Let’s flip back to reality and look at how storage is used and where flash technology disrupts that when it is cheap enough to do so.

First, location of data: local or networked in some way? I don’t believe that flash technology disrupts this decision at all. Data will still need to be local in certain cases and networked via some high-speed technology in others, in much the same way as it is today. I believe that the networking technology will need to change for flash technology, but more on that later.

Next, the memory hierarchy: Where does current storage sit in the memory hierarchy? Well, of course, it is at the bottom of the pile, just above tape and other backup technologies if you include those. This is the crucial area where flash technology disrupts all current thinking – the final resting place for data is now close or equal to DRAM memory speeds. One disruptive implication of this is that storage interconnects (such as Fibre Channel, Ethernet, SAS and SATA) are now a latency and bandwidth bottleneck. The other, potentially huge, disruption is what happens to the software architecture when this bottleneck is removed.

Next, capacity: How does the flash capacity sit with hard drive capacity? Well that’s kind of the point of this posting… it’s currently quite a way behind, but my prediction is that they will be equal by 2013/2014. Importantly though, they will then start to accelerate away from hard drives. Given the exponential growth of data volumes, perhaps only semiconductor based storage can keep up with the demand?

Next, IOPs: This is the hugely disruptive part of flash technology, and is a direct result of a dramatically lowered latency (access time) when compared to hard disk technology. Not only is the latency lowered, but semiconductor-based storage is more or less contention-free given the absence of serialised moving parts such as a disk head. Think about it – the service time for a given hard drive I/O is directly by the preceding I/O and where the head was left on the platter. With solid-state storage this does not occur and service times are more uniform (though writes are consistently slower than reads).

These disruptions mean that the current architectures of storage systems are not making the most of semiconductor-based storage. Hey, why do I keep calling it “semiconductor-based storage” instead of SSD or flash? The reason is that the technologies used in this area are changing frequently, from DRAM-based systems to NOR-based flash to NAND based flash to DRAM-fronted flash; Single-level cells to Multi-level cells; battery-backed to “Super Cap” backed. Flash, as we know it today, could be outdated as a technology in the near future, but “semiconductor-based” storage is the future regardless.

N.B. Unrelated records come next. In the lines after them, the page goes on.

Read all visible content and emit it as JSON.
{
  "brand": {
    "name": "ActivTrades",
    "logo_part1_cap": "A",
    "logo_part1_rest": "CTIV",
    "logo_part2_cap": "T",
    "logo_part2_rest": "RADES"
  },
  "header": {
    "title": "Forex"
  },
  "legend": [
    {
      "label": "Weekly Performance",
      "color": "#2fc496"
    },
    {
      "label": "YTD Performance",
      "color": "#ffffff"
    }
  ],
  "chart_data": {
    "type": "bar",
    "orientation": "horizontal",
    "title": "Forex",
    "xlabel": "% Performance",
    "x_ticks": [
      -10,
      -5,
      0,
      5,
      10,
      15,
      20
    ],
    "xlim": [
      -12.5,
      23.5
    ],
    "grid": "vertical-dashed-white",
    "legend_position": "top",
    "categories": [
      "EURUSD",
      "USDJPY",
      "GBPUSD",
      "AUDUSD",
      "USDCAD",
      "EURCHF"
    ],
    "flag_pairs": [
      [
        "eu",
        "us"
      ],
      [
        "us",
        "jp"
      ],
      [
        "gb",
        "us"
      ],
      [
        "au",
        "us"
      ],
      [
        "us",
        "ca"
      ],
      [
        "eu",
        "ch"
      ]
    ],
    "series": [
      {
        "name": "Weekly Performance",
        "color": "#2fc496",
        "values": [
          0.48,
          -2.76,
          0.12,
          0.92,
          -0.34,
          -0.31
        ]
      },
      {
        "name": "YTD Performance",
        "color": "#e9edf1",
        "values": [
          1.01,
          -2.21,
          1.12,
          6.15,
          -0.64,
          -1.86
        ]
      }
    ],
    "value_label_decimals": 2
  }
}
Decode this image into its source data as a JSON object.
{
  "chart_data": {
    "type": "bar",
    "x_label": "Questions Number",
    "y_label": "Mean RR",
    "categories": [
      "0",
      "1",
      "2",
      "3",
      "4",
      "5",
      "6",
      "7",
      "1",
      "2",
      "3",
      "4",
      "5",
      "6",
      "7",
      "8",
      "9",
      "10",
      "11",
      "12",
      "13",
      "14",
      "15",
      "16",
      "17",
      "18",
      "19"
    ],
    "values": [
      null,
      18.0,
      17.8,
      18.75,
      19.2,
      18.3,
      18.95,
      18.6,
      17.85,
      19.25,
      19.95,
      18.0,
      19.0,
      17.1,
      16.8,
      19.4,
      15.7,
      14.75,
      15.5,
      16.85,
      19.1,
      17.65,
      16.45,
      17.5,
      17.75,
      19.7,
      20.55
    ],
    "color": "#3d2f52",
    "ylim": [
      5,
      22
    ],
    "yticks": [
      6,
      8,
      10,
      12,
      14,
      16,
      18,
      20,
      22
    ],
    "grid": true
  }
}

I think that we now need technologies that look more like Oracle Exadata v2, with low-latency RDMA interfaces directly into the Operating System/Database. However, they need to easily and natively support other types of storage (unstructured data such as files, VMware datastores and so forth). The Exadata architecture lends itself well to changes in this area in both hardware trends and access protocols.

Perhaps more importantly, we are also only just beginning to understand the implications in software architecture for the disrupted memory hierarchy. We simply cannot continue to treat semiconductor-based storage as “fast disk” and need to start thinking, literally, outside the box.